Richard Galex argued the cause for respondent (Garruto, Galex and Cantor, attorneys).
This appeal presents a difficult exercise in application of the discovery rule. The case arises, as have several recent cases, from an experience of tooth discoloration due to medical treatment with tetracycline antibiotics in early childhood.
The history and principles underlying the discovery rule have been examined by us on numerous occasions, see, e.g., Vispisiano v. Ashland Chemical Co., 107 N.J. 416, 527 A.2d 66 (1987), and need no further elaboration here.
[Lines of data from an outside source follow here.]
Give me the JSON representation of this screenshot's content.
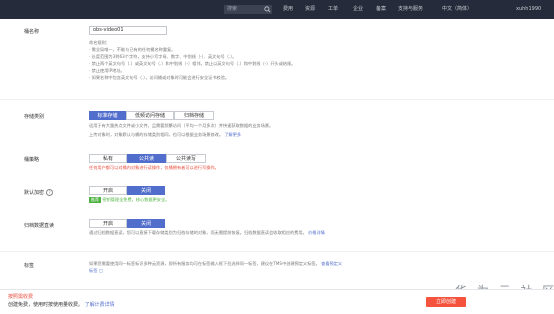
{
  "topbar": {
    "search_placeholder": "搜索",
    "nav": [
      "费用",
      "资源",
      "工单",
      "企业",
      "备案",
      "支持与服务",
      "中文（简体）",
      "xuhh1990"
    ]
  },
  "bucket_name": {
    "label": "桶名称",
    "value": "obs-video01",
    "rules_title": "命名规则：",
    "rules": [
      "· 需全局唯一，不能与已有的任何桶名称重复。",
      "· 长度范围为3到63个字符，支持小写字母、数字、中划线（-）、英文句号（.）。",
      "· 禁止两个英文句号（.）或英文句号（.）和中划线（-）相邻，禁止以英文句号（.）和中划线（-）开头或结尾。",
      "· 禁止使用IP地址。",
      "· 如果名称中包含英文句号（.），访问桶或对象时可能会进行安全证书校验。"
    ]
  },
  "storage_class": {
    "label": "存储类别",
    "options": [
      "标准存储",
      "低频访问存储",
      "归档存储"
    ],
    "selected": "标准存储",
    "desc1": "适用于有大量热点文件或小文件，且需要频繁访问（平均一个月多次）并快速获取数据的业务场景。",
    "desc2": "上传对象时，对象默认与桶的存储类别相同，也可以根据业务场景修改。",
    "desc2_link": "了解更多"
  },
  "bucket_policy": {
    "label": "桶策略",
    "options": [
      "私有",
      "公共读",
      "公共读写"
    ],
    "selected": "公共读",
    "warning": "任何用户都可以对桶内对象进行读操作，仅桶拥有者可以进行写操作。"
  },
  "default_encryption": {
    "label": "默认加密",
    "options": [
      "开启",
      "关闭"
    ],
    "selected": "关闭",
    "tag": "推荐",
    "tag_text": "密钥管理全免费，核心数据更安全。"
  },
  "archive_direct_read": {
    "label": "归档数据直读",
    "options": [
      "开启",
      "关闭"
    ],
    "selected": "关闭",
    "desc": "通过归档数据直读，您可以直接下载存储类别为归档存储的对象，而无需提前恢复。归档数据直读会收取相应的费用。",
    "desc_link": "价格详情"
  },
  "tags": {
    "label": "标签",
    "desc": "如果您需要使用同一标签标识多种云资源，即所有服务均可在标签输入框下拉选择同一标签，建议在TMS中创建预定义标签。",
    "link1": "查看预定义",
    "link2": "标签"
  },
  "bottom": {
    "price_label": "按照需收费",
    "price_desc": "创建免费，使用时按使用量收费。",
    "price_link": "了解计费详情",
    "create_button": "立即创建"
  },
  "watermark": "华 为 云 社 区",
  "colors": {
    "topbar": "#252b3a",
    "accent": "#526ecc",
    "danger": "#e84c3d",
    "create_button": "#f5533d"
  }
}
Here the plaintiff was aware of her injury, namely the tooth discoloration, during her childhood, and she was aware of that when she reached the age of maturity. She was also aware that the medication given to her as a child may have caused the discoloration. That is, she was aware of the likely cause of her injury. Thus at the time she reached the age of maturity, she was aware of the state of facts from which she could reasonably learn if they equated in law with a cause of action.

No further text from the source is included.